Теперь его в покое не оставят. Раз уж попался однажды на глаза стражам порядка, то все, пиши пропало. После сегодняшней неудачной попытки поймать Грэма вдвоем, в следующий раз касотцы явятся уже вдесятером, вдвадцатером… а может, вообще целой армией. Если сильно обидятся.
Грэм скрипнул зубами. Положение — хуже не бывает. Ему даже отступать некуда; на севере — Наи, где его уже ждали.
И в храме Фекса не приютят.
Допрыгался, воришка, мрачно подумал Грэм. Хотя, какой из меня вор? Меня даже ловят не за кражи, а совершенно за другие поступки…
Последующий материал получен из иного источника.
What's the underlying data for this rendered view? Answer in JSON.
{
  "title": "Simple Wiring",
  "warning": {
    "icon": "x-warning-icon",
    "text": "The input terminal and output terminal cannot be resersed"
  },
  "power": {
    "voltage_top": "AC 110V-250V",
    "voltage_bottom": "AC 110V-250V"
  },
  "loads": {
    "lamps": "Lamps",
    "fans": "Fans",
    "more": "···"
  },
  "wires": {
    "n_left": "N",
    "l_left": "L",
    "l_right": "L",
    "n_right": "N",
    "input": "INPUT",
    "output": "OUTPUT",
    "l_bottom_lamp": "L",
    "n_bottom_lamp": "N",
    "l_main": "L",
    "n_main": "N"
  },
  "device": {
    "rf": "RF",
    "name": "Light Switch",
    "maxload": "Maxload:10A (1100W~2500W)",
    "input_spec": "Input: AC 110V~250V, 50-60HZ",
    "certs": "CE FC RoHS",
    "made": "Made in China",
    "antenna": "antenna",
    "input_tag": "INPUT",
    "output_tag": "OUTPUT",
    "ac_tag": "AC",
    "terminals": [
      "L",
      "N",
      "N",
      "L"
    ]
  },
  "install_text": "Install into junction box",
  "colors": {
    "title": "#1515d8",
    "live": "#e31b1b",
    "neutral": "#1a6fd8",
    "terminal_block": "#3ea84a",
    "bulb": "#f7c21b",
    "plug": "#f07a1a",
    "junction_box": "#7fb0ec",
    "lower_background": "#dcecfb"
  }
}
Имея за собой такой «хвост», разыскивать медейцев, если подумать хорошенько, не стоило, чтобы не привести неприятности к ним. Но ехать Грэму было решительно некуда, только лишь на север. Как раз к Северной крепости.
Ночь Грэм провел у ручья, в котором промывал раны. Костер он не разводил, не того было, хотя его и лихорадило немного. Утром, едва рассвело, тронулся в дорогу, держа направление на север, пытаясь припомнить карту, которую показывала Илис.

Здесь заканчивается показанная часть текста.